Officiellement, les deux parties concernées, à savoir le commandement de l’armée et le Hezbollah, ont refusé de commenter cette réunion. Il faut dire que même en temps normal, c’est-à-dire loin de la tourmente présidentielle, ce sujet est délicat, sachant que les relations de l’armée avec le Hezbollah sont scrutées à la loupe par les parties occidentales, notamment les États-Unis, dont les aides sont vitales pour la troupe. S’il y a une coordination de facto sur le terrain et s’il y a des rencontres régulières de routine, elles s’inscrivent généralement dans le cadre sécuritaire et les dossiers politiques n’y sont pratiquement jamais soulevés. Ces rencontres routinières deviennent plus fréquentes en période de troubles ou de tensions, et leur fréquence dépend de la situation générale dans le pays. La rencontre qui s’est déroulée la semaine dernière s’inscrit donc dans ce cadre, et des sources concordantes proches des deux parties sont catégoriques sur le fait que les sujets politiques n’y ont pas été évoqués, en particulier l’élection présidentielle. De toute façon, selon les mêmes sources, ce n’est pas ainsi qu’un sujet de cette importance est traité par le Hezbollah, alors que le chef de l’armée ne l’évoque pas non plus avec ses visiteurs.
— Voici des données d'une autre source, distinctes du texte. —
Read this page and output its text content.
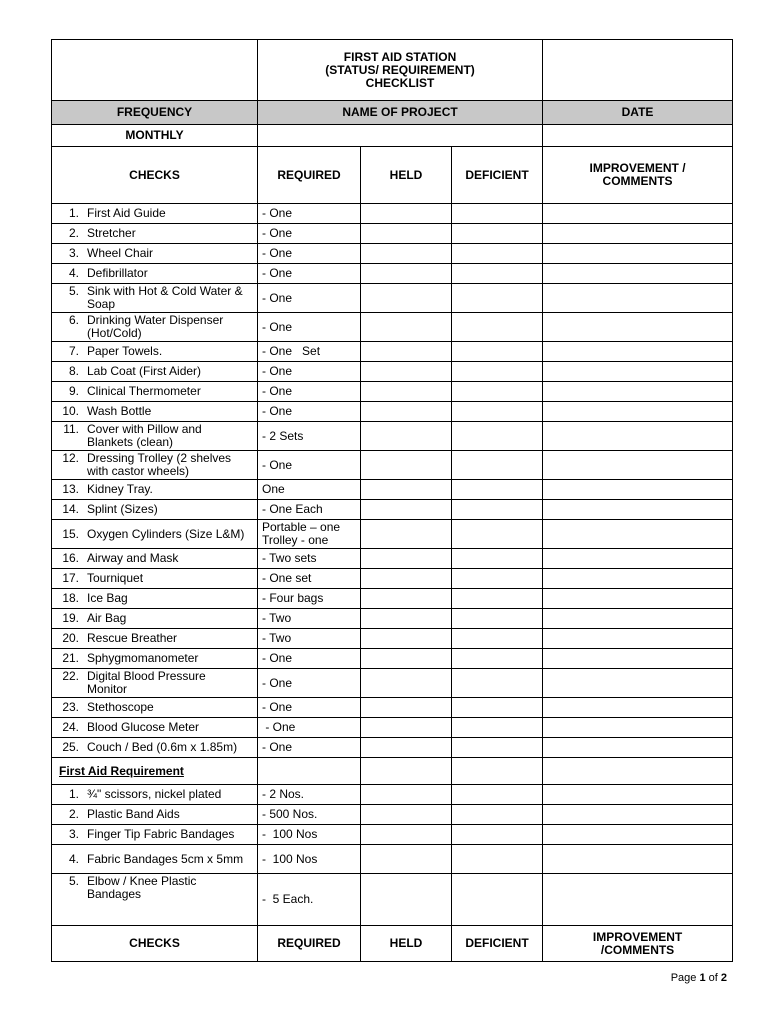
	FIRST AID STATION
(STATUS/ REQUIREMENT)
CHECKLIST			

FREQUENCY	NAME OF PROJECT			DATE
MONTHLY				
CHECKS	REQUIRED	HELD	DEFICIENT	IMPROVEMENT / COMMENTS
1. First Aid Guide	- One			
2. Stretcher	- One			
3. Wheel Chair	- One			
4. Defibrillator	- One			
5. Sink with Hot & Cold Water & Soap	- One			
6. Drinking Water Dispenser (Hot/Cold)	- One			
7. Paper Towels.	- One   Set			
8. Lab Coat (First Aider)	- One			
9. Clinical Thermometer	- One			
10. Wash Bottle	- One			
11. Cover with Pillow and Blankets (clean)	- 2 Sets			
12. Dressing Trolley (2 shelves with castor wheels)	- One			
13. Kidney Tray.	One			
14. Splint (Sizes)	- One Each			
15. Oxygen Cylinders (Size L&M)	Portable – one Trolley - one			
16. Airway and Mask	- Two sets			
17. Tourniquet	- One set			
18. Ice Bag	- Four bags			
19. Air Bag	- Two			
20. Rescue Breather	- Two			
21. Sphygmomanometer	- One			
22. Digital Blood Pressure Monitor	- One			
23. Stethoscope	- One			
24. Blood Glucose Meter	- One			
25. Couch / Bed (0.6m x 1.85m)	- One			
First Aid Requirement				
1. ¾" scissors, nickel plated	- 2 Nos.			
2. Plastic Band Aids	- 500 Nos.			
3. Finger Tip Fabric Bandages	-  100 Nos			
4. Fabric Bandages 5cm x 5mm	-  100 Nos			
5. Elbow / Knee Plastic Bandages	-  5 Each.			
CHECKS	REQUIRED	HELD	DEFICIENT	IMPROVEMENT /COMMENTS
Page 1 of 2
En dépit de cette affirmation catégorique, les milieux politiques s’interrogent sur les dessous et les intentions cachées dans la divulgation de cette rencontre dans les médias à ce moment précis. Pour les milieux proches du 8 Mars, il est clair que le Hezbollah a voulu, en faisant fuiter l’information dans les médias, envoyer un message au chef du CPL, Gebran Bassil. Ce dernier avait, lors d’une visite la semaine dernière à Paris, ouvertement critiqué la candidature du chef des Marada, Sleiman Frangié, à la magistrature suprême. Il avait même été clair dans son refus d’accepter une telle candidature avant d’ajouter qu’il ne peut pas y avoir d’élection présidentielle sans le CPL. La clarté du rejet de la candidature de Frangié de la part de Bassil et sa conviction qu’il est un acteur incontournable dans la présidentielle ont été interprétées comme un message destiné au Hezbollah pour lui demander de chercher un autre candidat à appuyer. En évoquant la rencontre dans les médias entre le général Joseph Aoun et Wafic Safa, le Hezbollah a peut-être voulu dire à Bassil qu’il serait prêt à chercher un autre candidat, et celui-ci pourrait bien être le chef de l’armée. Or Bassil avait, dans une de ses récentes déclarations, exprimé son manque d’enthousiasme à l’idée d’un amendement constitutionnel qui permettrait l’élection de Joseph Aoun. La médiatisation de la rencontre « Aoun-Safa » marquerait donc l’ouverture d’un nouvel épisode dans les relations entre le CPL et le Hezbollah, qui connaissent des perturbations provoquées par des approches différentes du dossier présidentiel.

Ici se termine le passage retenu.